Harsh punishment for calling vegetarian sausage “sausage,” huh? Tofurky seems to think so. The vegan company filed a lawsuit against Missouri on Monday to block the law, joined by the Good Food Institute, Animal Legal Defense Fund, and American Civil Liberties Union of Missouri. The suit seeks to defend the right to market meatless products with meaty words on First Amendment grounds.
The Missouri Cattlemen’s Association lobbied to pass the law. The beef industry has been working to protect what it calls “beef nomenclature” with stricter labeling rules, which could potentially leave environmentally friendlier plant-based or lab-grown options with some unappetizing names (anyone want some textured vegetable protein for dinner?). In April, the National Cattlemen’s Beef Association president wrote to the U.S. Department of Agriculture to raise the alarm over the “flagrantly deceptive food product labels proliferating the marketplace.”
To counter the claim that “vegan bacon” and the like are confusing shoppers, Tofurky’s lawsuit includes a surprising etymology lesson. The text points out that “the very oldest usages of the term ‘meat,’ and its analogues in the predecessor languages to Modern English … are to describe nourishment or food generally.”
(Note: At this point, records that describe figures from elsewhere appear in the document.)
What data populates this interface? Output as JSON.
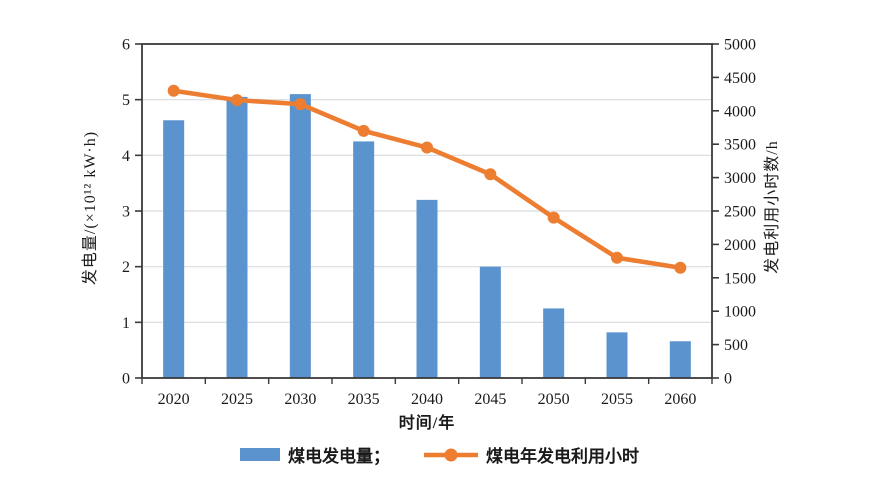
{
  "chart_data": {
    "type": "bar+line dual-axis combo",
    "categories": [
      "2020",
      "2025",
      "2030",
      "2035",
      "2040",
      "2045",
      "2050",
      "2055",
      "2060"
    ],
    "series": [
      {
        "name": "煤电发电量",
        "type": "bar",
        "axis": "left",
        "unit": "×10¹² kW·h",
        "values": [
          4.63,
          5.05,
          5.1,
          4.25,
          3.2,
          2.0,
          1.25,
          0.82,
          0.66
        ]
      },
      {
        "name": "煤电年发电利用小时",
        "type": "line",
        "axis": "right",
        "unit": "h",
        "values": [
          4300,
          4160,
          4100,
          3700,
          3450,
          3050,
          2400,
          1800,
          1650
        ]
      }
    ],
    "left_axis": {
      "label": "发电量/(×10¹² kW·h)",
      "min": 0,
      "max": 6,
      "step": 1,
      "ticks": [
        "0",
        "1",
        "2",
        "3",
        "4",
        "5",
        "6"
      ]
    },
    "right_axis": {
      "label": "发电利用小时数/h",
      "min": 0,
      "max": 5000,
      "step": 500,
      "ticks": [
        "0",
        "500",
        "1000",
        "1500",
        "2000",
        "2500",
        "3000",
        "3500",
        "4000",
        "4500",
        "5000"
      ]
    },
    "xlabel": "时间/年",
    "grid": "horizontal gridlines at left-axis values 1-5",
    "legend_position": "bottom",
    "colors": {
      "bar": "#5b93ce",
      "line": "#ed7d31",
      "grid": "#d8dde2",
      "axis": "#3a3a3a",
      "text": "#1a1a1a"
    }
  },
  "legend": {
    "items": [
      {
        "label": "煤电发电量；",
        "swatch": "bar"
      },
      {
        "label": "煤电年发电利用小时",
        "swatch": "line-marker"
      }
    ]
  }
}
We’ve used the word “meat” in this broader sense since the 9th century, Kory Stamper, lexicographer and author of Word by Word: The Secret Life of Dictionaries, told me last month during our conversation about similar tactics over the label “milk.”
Old English speakers used the word to refer specifically to animal flesh in the 1300s, Stamper said. But just a century later, people were also using it for the flesh of a fruit or a nut, like the meat of a walnut — another factoid cited by Tofurky’s lawsuit.
The suit notes that plant-based product labels have included words like “beef” and “sausage” for decades. It suggests that this practice has resulted in little confusion for shoppers: “[T]here have been no consumer protection lawsuits in Missouri — or any other state — challenging the accuracy of plant-based meat products’ marketing or packaging.”
If Missouri’s law stands, it could end up setting the standards for the whole country. As Quartz reports, it’s a big pain for food companies to tweak their packaging for just one state.
The U.S. has seen battles over vegan terminology before, like the vegan “mayo” controversy of 2015. And last month brought news that the FDA was officially reviewing the question of whether almond milk can be labeled as milk (after all, “an almond doesn’t lactate,” according to the FDA commissioner).
While Missouri is the first state to legislate a restricted definition of meat, there’s an international precedent: The language purists in charge of France approved a similar meat terminology ban in April.